Pouco a pouco, deixamos de existir por dentro.

A vida, entretanto, possui uma estranha sabedoria. Ela insiste em nos despertar.

Às vezes, utiliza a dor.

Outras vezes, a perda.

Em certas ocasiões, basta um sorriso inesperado, um entardecer silencioso, uma criança fazendo uma pergunta impossível ou um poema encontrado por acaso. Pequenos acontecimentos possuem o poder de romper o sono de muitos anos.

Porque despertar não significa descobrir todas as respostas. Significa perceber que estávamos dormindo.

O tempo participa desse processo como um mestre discreto. Ele amadurece os frutos e também as consciências. Contudo, o tempo, sozinho, não realiza milagres. Existem pessoas que envelhecem sem despertar. Apenas acumulam aniversários. Os cabelos embranquecem, mas o olhar continua preso às mesmas ilusões de décadas atrás.

A idade mede o tempo vivido.

A consciência mede a vida realmente experimentada.

Talvez por isso o poema afirme que "a vida breve" segue seu destino. A brevidade não deveria produzir medo, mas lucidez. Quando compreendemos que nossos dias são limitados, cada amanhecer deixa de ser rotina para tornar-se oportunidade.

O instante adquire espessura.

As palavras passam a merecer cuidado.

Os encontros deixam de ser casuais.

O abraço deixa de ser protocolo.

A existência ganha peso justamente porque é passageira.

O destino, então, revela outra face. Não é uma estrada previamente desenhada por alguma força invisível. O destino nasce das pequenas escolhas que fazemos quando estamos despertos. Cada gesto modifica a direção da caminhada. Cada decisão redesenha o mapa da própria alma.

Somos artesãos do caminho enquanto caminhamos.

Por isso, buscar não é sinal de fracasso. É sinal de vida.

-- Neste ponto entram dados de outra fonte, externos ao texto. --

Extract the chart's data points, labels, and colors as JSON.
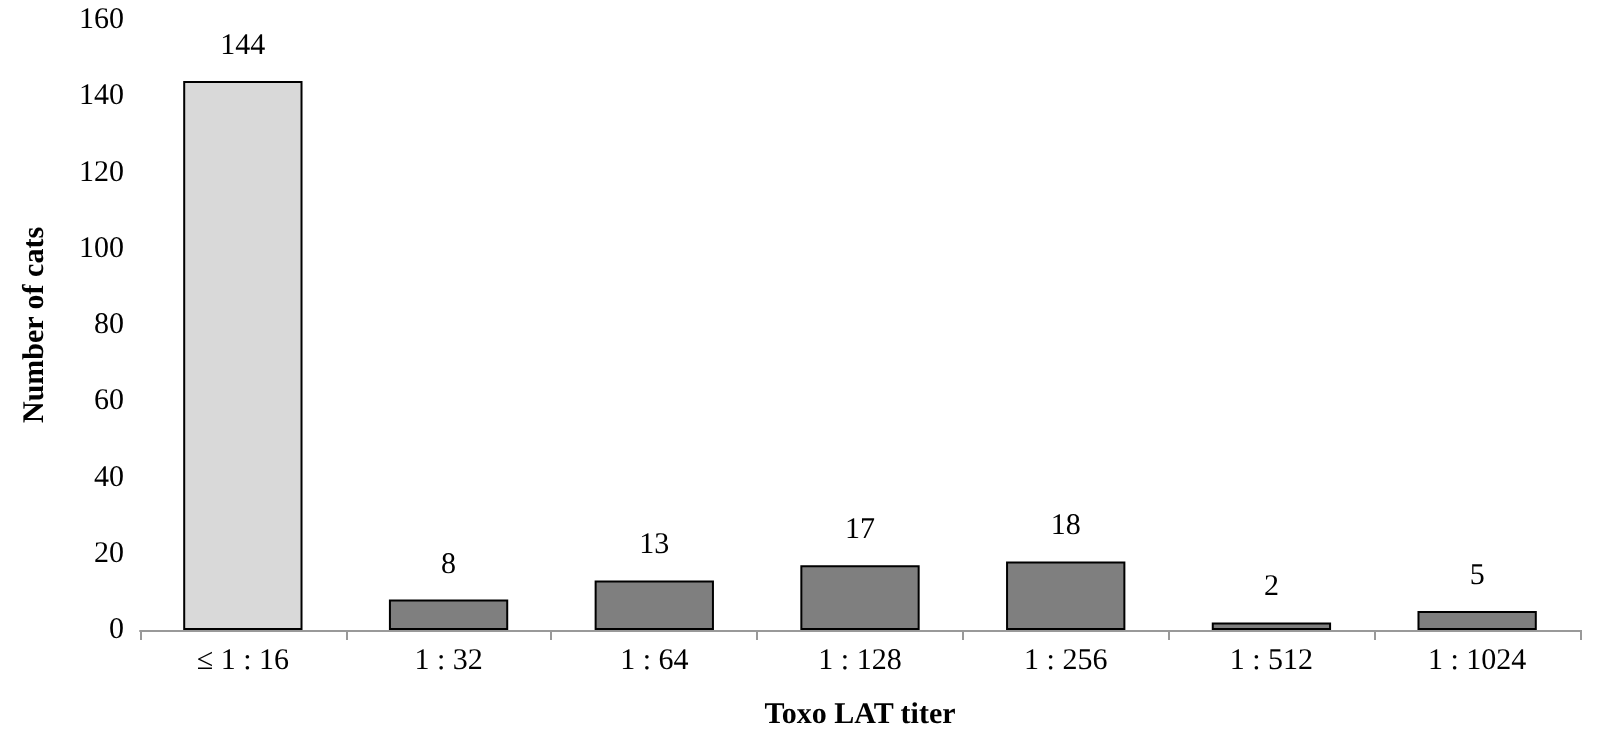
{
  "chart_data": {
    "type": "bar",
    "xlabel": "Toxo LAT titer",
    "ylabel": "Number of cats",
    "categories": [
      "≤ 1 : 16",
      "1 : 32",
      "1 : 64",
      "1 : 128",
      "1 : 256",
      "1 : 512",
      "1 : 1024"
    ],
    "values": [
      144,
      8,
      13,
      17,
      18,
      2,
      5
    ],
    "colors": [
      "#d9d9d9",
      "#7f7f7f",
      "#7f7f7f",
      "#7f7f7f",
      "#7f7f7f",
      "#7f7f7f",
      "#7f7f7f"
    ],
    "ylim": [
      0,
      160
    ],
    "yticks": [
      0,
      20,
      40,
      60,
      80,
      100,
      120,
      140,
      160
    ],
    "grid": false,
    "data_labels": true
  }
}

Somente quem permanece vivo por dentro continua procurando. A busca não revela uma ausência; revela uma esperança. O ser humano cresce menos pelas certezas que acumula do que pelas perguntas que se recusa a abandonar.

Existe uma beleza silenciosa em reconhecer que nunca chegaremos completamente. A caminhada não termina quando encontramos todas as respostas, mas quando deixamos de desejar compreender. Enquanto existir espanto, haverá movimento. Enquanto existir sede de sentido, haverá vida.

Talvez seja essa a maior delicadeza escondida na dedicatória de Cecília Nóbrega. Ela não fala apenas daqueles que dormem. Ela lança um chamado aos que ainda podem acordar.

Porque sempre existe um instante em que a consciência bate à porta.

Alguns fingem não ouvir.

Outros respondem que estão ocupados.

Poucos têm coragem de abrir.

E, quando a porta finalmente se abre, descobre-se que o despertar nunca foi uma chegada a outro lugar. Era um retorno. O caminho que parecia conduzir para fora conduzia, desde o princípio, para dentro.

Talvez a verdadeira travessia humana não consista em percorrer grandes distâncias, mas em reduzir, pouco a pouco, a distância entre aquilo que aparentamos ser e aquilo que realmente somos.

Quando essa aproximação acontece, o caminhar deixa de ser apenas sucessão de passos. Torna-se presença.

O sonho deixa de ser fuga. Torna-se horizonte.

O tempo deixa de ser inimigo. Torna-se mestre.

E a vida, ainda breve, finalmente desperta para si mesma.